Two new fossils of dinosaurs discovered in China

Representative image
Representative image

New Delhi : The study of dinosaur fossils and their evolution took on a new dimension when paleontologists say they have discovered two new dinosaur fossils in China. An international team of scientists found the dinosaurs' bones, namely Bannykus and Xiyunykus, which indicate the adjustments related to the eating of insects living in colonies. The findings shed light on the evolution of insect-eating dinosaurs.

The dinosaurs are both alvarezsaurs, an enigmatic group of theropod (carnivorous) dinosaurs that can live with birds. One of the scientists at Wits University in South Africa, Jonah Choiniere, said: "" Alvarezsaurs are weird animals with their strong, curved hands and weak jaws, they seem to be the dinosaur analogue to the aardvarkens and anteaters of today, ".

On the other hand, researchers, including those from the Institute for Vertebrate Palaeontology and Palaeoanthropology in China, said that alvarezsaurians did not eat insects.

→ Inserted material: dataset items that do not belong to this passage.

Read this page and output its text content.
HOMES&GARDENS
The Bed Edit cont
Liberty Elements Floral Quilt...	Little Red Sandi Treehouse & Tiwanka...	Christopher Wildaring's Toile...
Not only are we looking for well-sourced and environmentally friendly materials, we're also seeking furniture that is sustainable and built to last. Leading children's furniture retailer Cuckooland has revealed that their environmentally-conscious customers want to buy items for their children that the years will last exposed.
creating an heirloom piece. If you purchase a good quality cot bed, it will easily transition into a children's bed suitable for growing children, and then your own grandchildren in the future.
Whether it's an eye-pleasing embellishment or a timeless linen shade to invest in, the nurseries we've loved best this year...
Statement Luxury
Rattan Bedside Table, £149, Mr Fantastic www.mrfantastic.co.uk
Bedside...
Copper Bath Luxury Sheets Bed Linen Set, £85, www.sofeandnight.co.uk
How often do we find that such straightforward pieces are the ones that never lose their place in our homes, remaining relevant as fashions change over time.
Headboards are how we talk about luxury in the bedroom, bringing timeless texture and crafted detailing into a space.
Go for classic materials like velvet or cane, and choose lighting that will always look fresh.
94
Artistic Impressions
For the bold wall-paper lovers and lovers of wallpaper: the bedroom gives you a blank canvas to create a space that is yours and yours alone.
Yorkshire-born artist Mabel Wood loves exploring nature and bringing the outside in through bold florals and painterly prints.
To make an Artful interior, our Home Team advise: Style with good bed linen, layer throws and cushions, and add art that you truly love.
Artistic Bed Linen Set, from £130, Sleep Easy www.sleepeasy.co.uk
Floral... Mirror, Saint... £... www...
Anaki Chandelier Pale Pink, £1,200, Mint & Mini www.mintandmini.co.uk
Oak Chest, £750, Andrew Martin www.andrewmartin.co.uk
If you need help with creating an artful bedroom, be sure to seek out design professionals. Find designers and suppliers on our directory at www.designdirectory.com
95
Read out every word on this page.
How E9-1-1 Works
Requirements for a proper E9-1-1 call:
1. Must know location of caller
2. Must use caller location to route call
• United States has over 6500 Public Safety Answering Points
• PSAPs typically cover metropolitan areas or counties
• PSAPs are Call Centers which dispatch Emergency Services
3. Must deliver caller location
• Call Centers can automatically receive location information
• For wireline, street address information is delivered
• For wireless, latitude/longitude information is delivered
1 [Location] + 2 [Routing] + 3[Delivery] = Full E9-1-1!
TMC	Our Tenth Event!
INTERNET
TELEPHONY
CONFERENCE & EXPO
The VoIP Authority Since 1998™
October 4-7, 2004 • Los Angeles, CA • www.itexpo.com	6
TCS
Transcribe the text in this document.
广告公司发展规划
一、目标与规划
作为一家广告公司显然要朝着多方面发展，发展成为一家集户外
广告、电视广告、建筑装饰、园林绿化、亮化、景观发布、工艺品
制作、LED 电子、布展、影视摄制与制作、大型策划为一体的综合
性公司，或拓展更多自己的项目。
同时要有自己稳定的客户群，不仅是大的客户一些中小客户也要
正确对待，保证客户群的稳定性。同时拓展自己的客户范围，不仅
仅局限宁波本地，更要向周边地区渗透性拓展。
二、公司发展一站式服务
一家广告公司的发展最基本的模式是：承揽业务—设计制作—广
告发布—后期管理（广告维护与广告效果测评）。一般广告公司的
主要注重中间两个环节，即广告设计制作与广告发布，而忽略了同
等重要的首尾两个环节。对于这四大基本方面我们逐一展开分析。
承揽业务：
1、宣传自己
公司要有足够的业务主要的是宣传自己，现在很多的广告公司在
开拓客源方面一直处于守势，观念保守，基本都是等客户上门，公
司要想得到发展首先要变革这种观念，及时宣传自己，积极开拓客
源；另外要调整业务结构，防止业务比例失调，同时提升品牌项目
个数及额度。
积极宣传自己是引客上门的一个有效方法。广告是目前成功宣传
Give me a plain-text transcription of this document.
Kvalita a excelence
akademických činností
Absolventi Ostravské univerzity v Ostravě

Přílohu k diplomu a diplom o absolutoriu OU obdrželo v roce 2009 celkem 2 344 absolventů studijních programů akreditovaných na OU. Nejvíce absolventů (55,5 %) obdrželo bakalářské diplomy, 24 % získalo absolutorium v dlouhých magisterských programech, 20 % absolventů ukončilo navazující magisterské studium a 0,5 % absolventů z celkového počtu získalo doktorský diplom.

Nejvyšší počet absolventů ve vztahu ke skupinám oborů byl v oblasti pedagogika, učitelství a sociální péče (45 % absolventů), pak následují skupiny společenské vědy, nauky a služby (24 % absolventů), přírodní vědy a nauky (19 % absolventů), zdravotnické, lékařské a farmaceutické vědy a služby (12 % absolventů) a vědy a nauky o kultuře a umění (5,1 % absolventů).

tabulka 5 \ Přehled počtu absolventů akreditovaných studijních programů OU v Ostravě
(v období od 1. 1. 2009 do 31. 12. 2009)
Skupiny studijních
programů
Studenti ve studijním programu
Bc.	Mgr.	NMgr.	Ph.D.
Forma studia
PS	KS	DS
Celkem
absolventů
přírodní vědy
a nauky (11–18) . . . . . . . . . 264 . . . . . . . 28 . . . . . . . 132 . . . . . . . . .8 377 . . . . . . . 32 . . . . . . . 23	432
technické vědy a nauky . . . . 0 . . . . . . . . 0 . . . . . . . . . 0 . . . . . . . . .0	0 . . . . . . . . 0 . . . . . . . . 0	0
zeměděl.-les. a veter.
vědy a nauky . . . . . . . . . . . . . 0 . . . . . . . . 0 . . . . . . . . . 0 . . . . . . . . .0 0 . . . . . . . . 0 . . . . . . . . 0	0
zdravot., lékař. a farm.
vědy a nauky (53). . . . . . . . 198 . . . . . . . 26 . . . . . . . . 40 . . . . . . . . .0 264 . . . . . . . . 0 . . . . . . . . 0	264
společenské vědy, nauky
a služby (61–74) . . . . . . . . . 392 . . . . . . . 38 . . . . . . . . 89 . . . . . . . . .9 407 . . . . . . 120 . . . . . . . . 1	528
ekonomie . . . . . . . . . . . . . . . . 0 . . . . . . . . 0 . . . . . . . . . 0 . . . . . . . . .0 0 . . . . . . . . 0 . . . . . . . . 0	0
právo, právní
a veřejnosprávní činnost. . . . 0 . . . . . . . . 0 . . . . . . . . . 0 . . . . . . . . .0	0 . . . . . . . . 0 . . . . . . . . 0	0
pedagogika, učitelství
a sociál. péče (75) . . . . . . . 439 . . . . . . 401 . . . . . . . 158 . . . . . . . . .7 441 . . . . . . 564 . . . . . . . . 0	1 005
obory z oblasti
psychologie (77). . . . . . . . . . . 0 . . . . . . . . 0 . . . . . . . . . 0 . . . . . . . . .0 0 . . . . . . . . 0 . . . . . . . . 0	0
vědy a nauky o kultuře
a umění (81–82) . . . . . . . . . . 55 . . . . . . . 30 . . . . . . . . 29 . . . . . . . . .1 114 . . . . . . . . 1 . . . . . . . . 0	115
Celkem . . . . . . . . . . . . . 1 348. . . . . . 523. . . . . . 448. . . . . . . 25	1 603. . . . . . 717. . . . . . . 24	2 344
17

A group of gigantic animals had more carnivorous teeth and hands to catch small prey.

Only later evolving members diminished their teeth and developed a hand with a huge, single claw that might be able to tear open decaying wood and anthills.

"The new fossils have long arms, and thus show that alvarezsaurians developed short lateral arms in their evolutionary history, in species with small body sizes," said Roger Benson, a professor at the University of Oxford in the UK.

"This is very different from what happens in the classic example of tyrannosaurs, which have short arms and gigantic dimensions," Benson said.

The fossils were discovered during collaborative international fieldwork in China. Xiyunykus was discovered in 2005 in Xinjiang, in northwestern China. Bannykus was discovered a few years later, in 2009, in Inner Mongolia, north-central China.

Both the variety of dinosaurs is important to understand the transitional steps involved in the process of alvarez sauruses that adapt to new diets.